Tag zwei am heutigen Samstag hat zwar noch gar nicht gestartet – allerdings kann man wohl jetzt schon behaupten, dass das Beatpatrol-Festival wohl als wahrer Flop in die Musik-Annalen eingehen wird. Denn wie berichtet, griff man bei Organisation und Kalkulation der Veranstaltung gehörig daneben, ließ zahlreiche Fans am Freitag über Stunden warten. Hunderte wollen bereits ihr Geld zurück.
Feiern, tanzen, gute Musik – darauf waren Hunderte Fans jedenfalls am Freitag eingestellt. Viel geblieben ist davon nicht. Wie berichtet, endete der erste Tag des Beatpatrol-Festivals, das auf dem Gelände der Galopprennbahn Freudenau über die Bühne gehen sollte, in einem wahren Desaster.
Einlass erst sechseinhalb Stunden später
Die Füße der Besucher wurden zwar beansprucht, nicht aber etwa durchs Tanzen, sondern durchs Stehen und Warten. Um 14 Uhr hätten eigentlich die Pforten geöffnet werden, der Einlass wurde aber immer weiter nach hinten verschoben. Tatsächlich gelangten die Besucher, die für die Tickets nicht weniger als 90 Euro bezahlt hatten, erst ab 20.30 Uhr in blockweiser Abfertigung auf das Gelände – zweieinhalb Stunden vor Ende (!) des ersten Festivaltages.
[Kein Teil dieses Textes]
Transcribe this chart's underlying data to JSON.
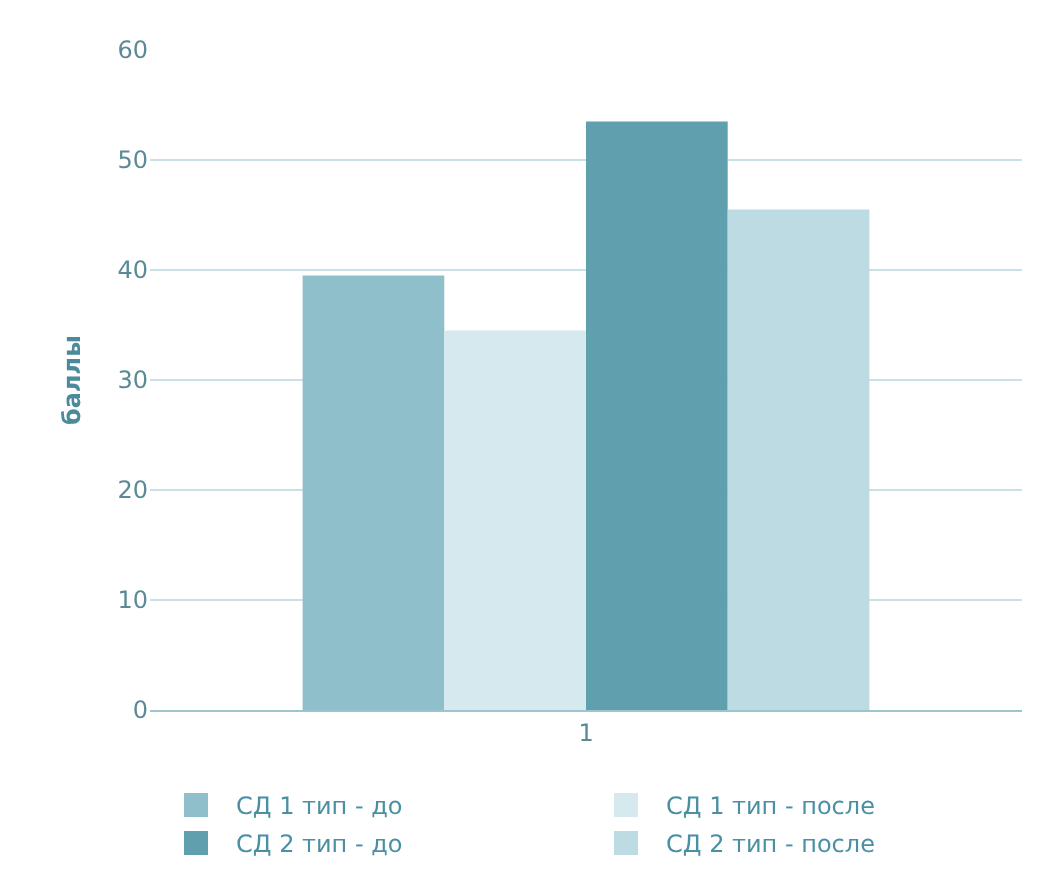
{
  "chart_data": {
    "type": "bar",
    "ylabel": "баллы",
    "categories": [
      "1"
    ],
    "series": [
      {
        "name": "СД 1 тип - до",
        "color": "#8fbfcb",
        "values": [
          39.5
        ]
      },
      {
        "name": "СД 1 тип - после",
        "color": "#d6e9ef",
        "values": [
          34.5
        ]
      },
      {
        "name": "СД 2 тип - до",
        "color": "#5f9fae",
        "values": [
          53.5
        ]
      },
      {
        "name": "СД 2 тип - после",
        "color": "#bcdbe3",
        "values": [
          45.5
        ]
      }
    ],
    "ylim": [
      0,
      60
    ],
    "yticks": [
      0,
      10,
      20,
      30,
      40,
      50,
      60
    ],
    "grid": "y",
    "legend": "bottom"
  }
}
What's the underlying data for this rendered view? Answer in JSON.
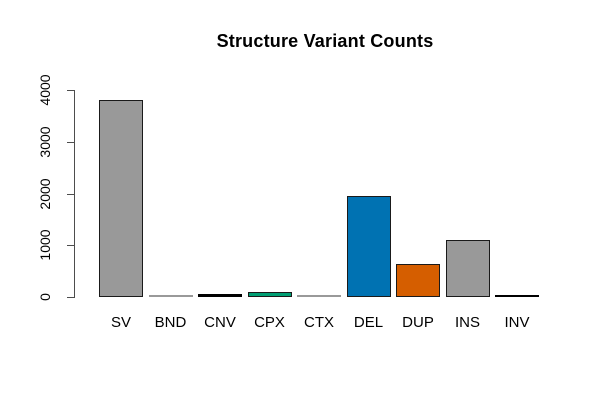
{
  "title": "Structure Variant Counts",
  "chart_data": {
    "type": "bar",
    "title": "Structure Variant Counts",
    "xlabel": "",
    "ylabel": "",
    "categories": [
      "SV",
      "BND",
      "CNV",
      "CPX",
      "CTX",
      "DEL",
      "DUP",
      "INS",
      "INV"
    ],
    "values": [
      3800,
      5,
      50,
      105,
      5,
      1950,
      635,
      1110,
      25
    ],
    "bar_fill_colors": [
      "#999999",
      "#999999",
      "#000000",
      "#009E73",
      "#999999",
      "#0072B2",
      "#D55E00",
      "#999999",
      "#000000"
    ],
    "bar_border_colors": [
      "#1a1a1a",
      "#999999",
      "#000000",
      "#1a1a1a",
      "#999999",
      "#1a1a1a",
      "#1a1a1a",
      "#1a1a1a",
      "#000000"
    ],
    "ylim": [
      0,
      4000
    ],
    "yticks": [
      0,
      1000,
      2000,
      3000,
      4000
    ],
    "ytick_labels": [
      "0",
      "1000",
      "2000",
      "3000",
      "4000"
    ],
    "grid": false,
    "legend": "none",
    "axis_color": "#4d4d4d",
    "background": "#ffffff"
  }
}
Zwar traten neben Yousuke Yukimatsu als erster Künstler auch noch die Headliner des ersten Tages – Charlotte de Witte und Timmy Trumpet – auf, mehrere andere Künstlerinnen und Künstler blieb das jedoch aufgrund der fortgeschrittenen Uhrzeit verwehrt. Auch für den zweiten Festivaltag am Samstag zeichneten sich erste Ausfälle ab. Als Grund wurde seitens der betroffenen Künstler genannt, dass weder Rückmeldung oder Bestätigung seitens der Veranstalter erfolgt noch die Anreise organisiert worden sei.
Stichwort Veranstalter: Der gab sich bislang wortkarg zu den Gründen des Organisationsfiaskos, versprach am Abend jedoch jenen Besuchern, die nur ein Ticket für den Freitag gekauft hatten, einen Gratisbesuch des zweiten Festivaltages.
Fans überlegen Sammelklage
Ein äußerst schwacher Trost für die Fans, die für das Festival teilweise sogar aus dem Ausland angereist waren. Neben Galgenhumor findet sich auf Social Media auch heftige Kritik an den Veranstaltern. Viele Besucher wollen ihr Geld zurück, erwägen bereits eine Sammelklage wegen des verpatzten Festivals.